Naissance de Benjamin et mort de Rachel

Fonds national d'art contemporain
Dépôt au Musée de Grenoble en 1842
Jacques Pilliard naît à Vienne en 1811 dans
une modeste famille de drapiers. Son goût
pour la peinture lui vient au contact de son
cousin Jean-Claude Drivet (1804-1848) qui
est l’auteur de plusieurs copies d’oeuvres pour
la cathédrale Saint-Maurice. Il commence sa
formation à l’école de dessin de la ville puis
il est admis, en 1830, à l’école des beaux-arts
de Lyon qui est en train de devenir, sous la
direction de Claude Bonnefond (1796-1860),
un établissement de premier rang (dix-sept
grand prix de Rome entre 1831 et 1860).
Pilliard obtient vite le poste envié de dessinateur
au Jardin botanique de Lyon et peut
ainsi subvenir à ses besoins. Comme beaucoup
d’élèves de Bonnefond, il continue sa
formation à Paris auprès de celui qui voulait
« baptiser l’art grec », Victor Orsel (1795-1850),
qui lui enseigne la rigueur et l’ascétisme de
son idéal religieux proche des Nazaréens.
Puis il succombe à l’appel de l’Italie à la fin
de l’année 1837. Pendant deux années, il va
arpenter la péninsule italienne en compagnie
de son fidèle ami, le peintre Alphonse Girodon
de Pralong (1812-1898). Il se fixe ensuite à
Rome où il bénéficie des précieux conseils
d’Ingres, alors directeur de la Villa Médicis.
Il développe un profond attachement pour la
Ville éternelle qui lui permet de nourrir sa foi
ardente et son art au contact des oeuvres des
maîtres anciens comme Raphaël et Michel-
Ange.
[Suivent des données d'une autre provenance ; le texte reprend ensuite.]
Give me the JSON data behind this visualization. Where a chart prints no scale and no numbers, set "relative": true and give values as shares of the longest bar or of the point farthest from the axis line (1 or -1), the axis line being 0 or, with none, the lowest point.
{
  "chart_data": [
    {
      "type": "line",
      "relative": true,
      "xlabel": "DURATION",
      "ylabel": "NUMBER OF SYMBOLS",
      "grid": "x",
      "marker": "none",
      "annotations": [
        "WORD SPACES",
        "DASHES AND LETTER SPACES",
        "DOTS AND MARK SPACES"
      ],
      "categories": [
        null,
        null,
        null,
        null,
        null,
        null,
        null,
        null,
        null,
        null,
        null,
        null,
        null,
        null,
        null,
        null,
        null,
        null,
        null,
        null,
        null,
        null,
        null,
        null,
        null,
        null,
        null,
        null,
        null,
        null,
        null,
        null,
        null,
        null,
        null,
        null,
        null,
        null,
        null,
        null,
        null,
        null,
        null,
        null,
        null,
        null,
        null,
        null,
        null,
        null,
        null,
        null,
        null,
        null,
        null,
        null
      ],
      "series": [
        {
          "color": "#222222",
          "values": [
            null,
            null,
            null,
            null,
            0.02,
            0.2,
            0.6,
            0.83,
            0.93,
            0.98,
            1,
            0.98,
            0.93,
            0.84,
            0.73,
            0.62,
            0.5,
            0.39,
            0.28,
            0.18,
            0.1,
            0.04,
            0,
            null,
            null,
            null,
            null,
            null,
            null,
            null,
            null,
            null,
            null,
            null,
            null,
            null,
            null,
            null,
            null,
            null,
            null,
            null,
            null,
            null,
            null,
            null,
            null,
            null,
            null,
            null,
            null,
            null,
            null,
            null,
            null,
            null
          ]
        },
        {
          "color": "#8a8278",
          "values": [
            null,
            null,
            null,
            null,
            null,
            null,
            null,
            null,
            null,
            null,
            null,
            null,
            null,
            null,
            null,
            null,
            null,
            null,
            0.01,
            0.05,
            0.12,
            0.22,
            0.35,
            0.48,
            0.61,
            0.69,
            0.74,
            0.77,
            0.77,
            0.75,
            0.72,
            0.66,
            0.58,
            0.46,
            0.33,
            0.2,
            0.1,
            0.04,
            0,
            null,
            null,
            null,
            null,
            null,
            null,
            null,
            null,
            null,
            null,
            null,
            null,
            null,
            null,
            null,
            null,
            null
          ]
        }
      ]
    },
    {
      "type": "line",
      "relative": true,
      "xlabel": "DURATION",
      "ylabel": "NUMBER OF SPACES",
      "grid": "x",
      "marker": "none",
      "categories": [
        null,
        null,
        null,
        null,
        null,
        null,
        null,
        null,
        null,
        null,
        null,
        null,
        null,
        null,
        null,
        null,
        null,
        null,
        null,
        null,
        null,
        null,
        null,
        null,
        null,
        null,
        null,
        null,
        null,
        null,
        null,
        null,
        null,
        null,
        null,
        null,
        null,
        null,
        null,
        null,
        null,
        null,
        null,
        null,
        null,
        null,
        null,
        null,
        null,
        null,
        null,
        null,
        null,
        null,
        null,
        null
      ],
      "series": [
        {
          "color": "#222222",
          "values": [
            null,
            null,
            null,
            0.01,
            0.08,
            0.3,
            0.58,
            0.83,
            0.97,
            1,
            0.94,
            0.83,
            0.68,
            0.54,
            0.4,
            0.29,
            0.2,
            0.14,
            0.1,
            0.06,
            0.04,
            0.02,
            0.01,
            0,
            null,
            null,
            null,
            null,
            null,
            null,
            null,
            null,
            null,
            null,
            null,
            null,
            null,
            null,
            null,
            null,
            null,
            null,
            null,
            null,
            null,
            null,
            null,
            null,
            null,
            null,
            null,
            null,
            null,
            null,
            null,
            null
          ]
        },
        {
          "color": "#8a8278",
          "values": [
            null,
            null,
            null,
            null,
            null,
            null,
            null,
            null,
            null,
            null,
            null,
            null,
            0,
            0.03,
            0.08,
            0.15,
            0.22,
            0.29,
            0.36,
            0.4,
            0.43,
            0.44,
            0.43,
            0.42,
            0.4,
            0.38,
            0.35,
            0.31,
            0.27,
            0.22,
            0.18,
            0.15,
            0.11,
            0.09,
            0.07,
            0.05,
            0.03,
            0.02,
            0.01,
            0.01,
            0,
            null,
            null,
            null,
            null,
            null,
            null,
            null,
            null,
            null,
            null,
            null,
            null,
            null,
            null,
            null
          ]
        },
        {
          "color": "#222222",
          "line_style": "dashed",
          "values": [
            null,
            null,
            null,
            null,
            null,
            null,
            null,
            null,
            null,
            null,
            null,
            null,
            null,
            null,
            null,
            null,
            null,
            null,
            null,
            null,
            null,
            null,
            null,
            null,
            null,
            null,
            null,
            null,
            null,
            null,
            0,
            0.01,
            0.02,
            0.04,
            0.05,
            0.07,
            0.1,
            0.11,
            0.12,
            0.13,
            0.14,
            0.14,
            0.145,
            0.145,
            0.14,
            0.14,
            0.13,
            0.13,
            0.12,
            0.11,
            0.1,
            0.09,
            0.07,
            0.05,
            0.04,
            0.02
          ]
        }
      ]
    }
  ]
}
À quatre-vingts ans, et après cinquante
années passées en Italie, il revient dans sa ville
natale où il décède en 1898.
Peintre académique, Pilliard a exécuté des
portraits et des scènes de genre, mais il
est surtout réputé pour ses sujets religieux.
Naissance de Benjamin et mort de Rachel
(Genèse 35. 16-29), daté de 1841, est son second
envoi au Salon de Paris en provenance de Rome.
Dans cette scène de déploration, Rachel, qui
vient de mourir en mettant au monde son
enfant est étendue sur une peau de brebis. Des
femmes s’occupent de son nouveau-né tout en
pleurant la jeune femme. À droite, Jacob, son
époux, le visage dans l’ombre, serre dans ses
bras leur premier fils Joseph. Plusieurs auteurs
(A. Chevalier, 1995 ; S. Guégan, 2003) ont
détaillé par ailleurs les nombreux emprunts
à Poussin et l’influence d’Ingres dans cette
oeuvre, notamment pour la mise en scène et
les attitudes des personnages. Alors que la
profusion d’étoffes renvoie aux oeuvres des
maîtres de la Renaissance, la palette décline
une subtile gamme de coloris associant des
nuances de teintes chaudes et froides.
En 1845, Charles Baudelaire écrit que : « Pilliard
est évidemment un artiste érudit ; il vise à
imiter les anciens maîtres et leurs sérieuses
allures – ses tableaux de chaque année se
valent – c’est toujours le même mérite, froid,
consciencieux et tenace[1]. »
Jacques Pilliard, qui n’a pas eu de contact avec
la communauté artistique de Grenoble (si ce
n’est peut-être en Italie), est représenté par
trois peintures et un dessin dans les collections
du musée. Ces acquisitions, réalisées
du vivant de l’artiste et juste après sa mort,
témoignent non seulement de sa réputation,
mais aussi de l’intérêt porté alors aux figures
artistiques nées en Isère.
[1] Charles Baudelaire, Curiosités esthétiques, Paris, Michel Lévy, 1868, p. 32.